Very little fan-fare is made of the UK’s free admission policy to museums, including the Science Museum
(London). Free admission indicates a government's investment in the intellectual capital of its people,
almost to be considered an expansion on public education. However, free admission grows more difficult
as the sites become smaller, independent centres attracting fewer visitors due to size and location. Such
science and discovery centres usually need to charge admission to maintain operation. In 1988 the
previously ‘free entry’ Science Museum in London started charging for admission. This policy was changed
in 2001 back to free admission. Visitor numbers rose by 150% when admissions charge was abolished in
2001 (Brown, 2011). In the US the Smithsonian is federally funded, and there are also free private
museums. ‘Museum Day’ is a day when museums hold a free admission day for ticket holders. This may
help to overcome visitors limited by the admission charge of a centre, allowing low-income visitors to
experience what a science and discovery centre has to offer.
Conclusion
Science & discovery centres connect the public with science and allow people of all ages and backgrounds
the opportunity to explore scientific ideas. Over the last two centuries the number and variety of science
& discovery centres has seen significant growth. This has led to more opportunities for exposure to
science experiences for all ages. The reasons behind the growth in numbers is likely to be the fact that a
significant portion of the public, of all ages, find the direct exploration of science entertaining and
interesting.
A significant portion of all lifelong science learning occurs within the expanding free-choice sector, of
which science & discovery centres have become a major component. The public understanding of science,
in other words the idea of ‘scientific and technological citizenship’ (Barry, 2001) centres around
expectations that the individual citizen should be scientifically literate enough to be able to make his or
her own judgments about scientific and technological matters. A scientifically literate society is greatly
enhanced and supported by free-choice learning, and by extension science & discovery centres (Falk,
2002).
The ‘elephant in the room’ aspect of science & discovery centres is the belief that visitors may learn
superficial principles and practices, or if science and discovery centres promote scientific misconceptions,
or even misrepresent scientific ideas (Gregory, 1989). In addition, it has been stated that science &
discovery centres may trivialize science and give the false impression that scientific inquiry leads to
instant solutions, whereas the reality is that science can be slow, tedious, and unspectacular (Shortland,
1987).
It is evident that science & discovery centres play an important role in the public understanding of
science. Opportunities for further research in this area include: (i) the comparison of visitor numbers and
performance measurement ratios of science & discovery centres with other family activities, (ii) visitor
learning outcomes assessment from hands-on activities and exhibits, and (iii) scientist satisfaction with
how science is portrayed at science & discovery centres. Efforts should be made by the various centres
and their associations to make the data and studies more widely available to researchers.

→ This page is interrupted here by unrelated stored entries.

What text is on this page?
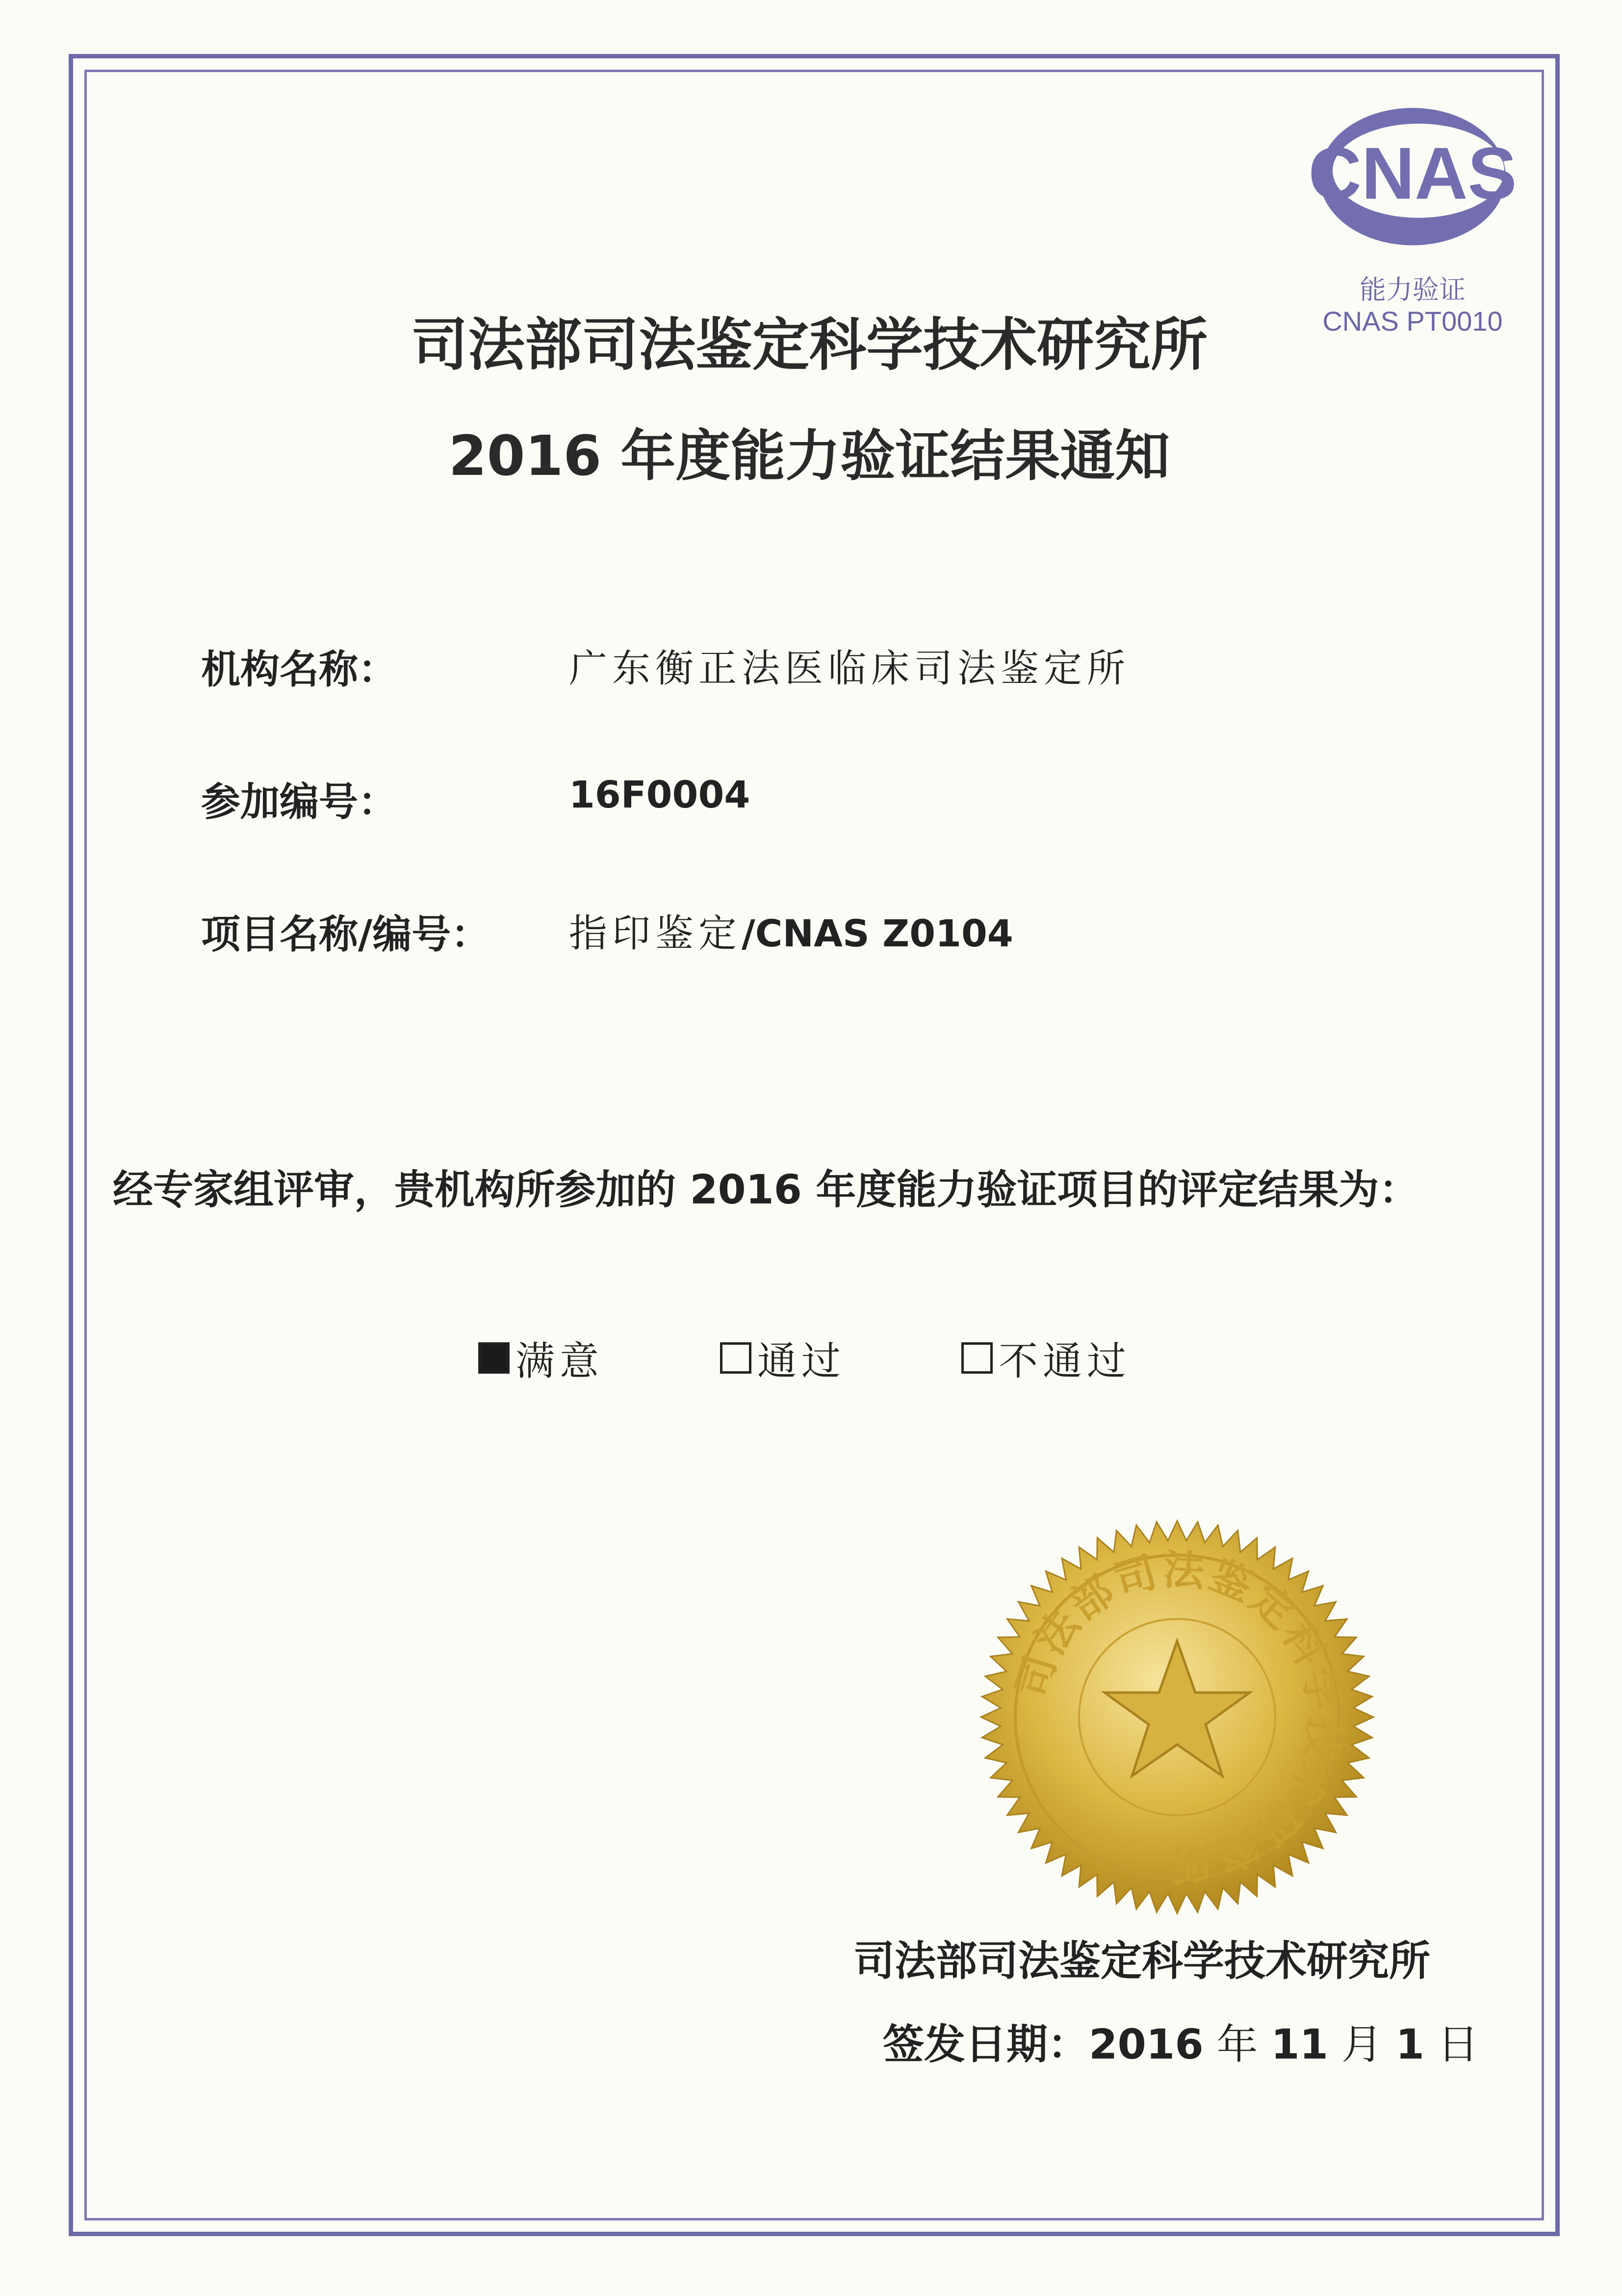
CNAS
能力验证
CNAS PT0010
司法部司法鉴定科学技术研究所
2016 年度能力验证结果通知
机构名称：	广东衡正法医临床司法鉴定所
参加编号：	16F0004
项目名称/编号： 指印鉴定/CNAS Z0104
经专家组评审，贵机构所参加的 2016 年度能力验证项目的评定结果为：
满意	通过	不通过
司法部司法鉴定科学技术研究所
司法部司法鉴定科学技术研究所
签发日期：2016 年 11 月 1 日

Large centres with a variety of exhibit topics attract multitudes of visitors. Small centres and those with
more specialized focuses also have their fair share of attendees, which shows that there is a public
demand for understanding science and technology across disciplines, cultures, and regions. The realm of
science and discovery centres is continuously expanding. Some of the latest developments include a
move towards outdoor science parks and centres, the worlds only museum of mathematics (MOMATH,
New York), and the University of Wisconsin-Madison’s ‘Science Constellation’. Breaking the boundaries of
indoor exhibits and demonstrations gives much more allowance on size and scope to any given display;
the evolution of science and discovery centres is set to continue into the twenty first century and beyond.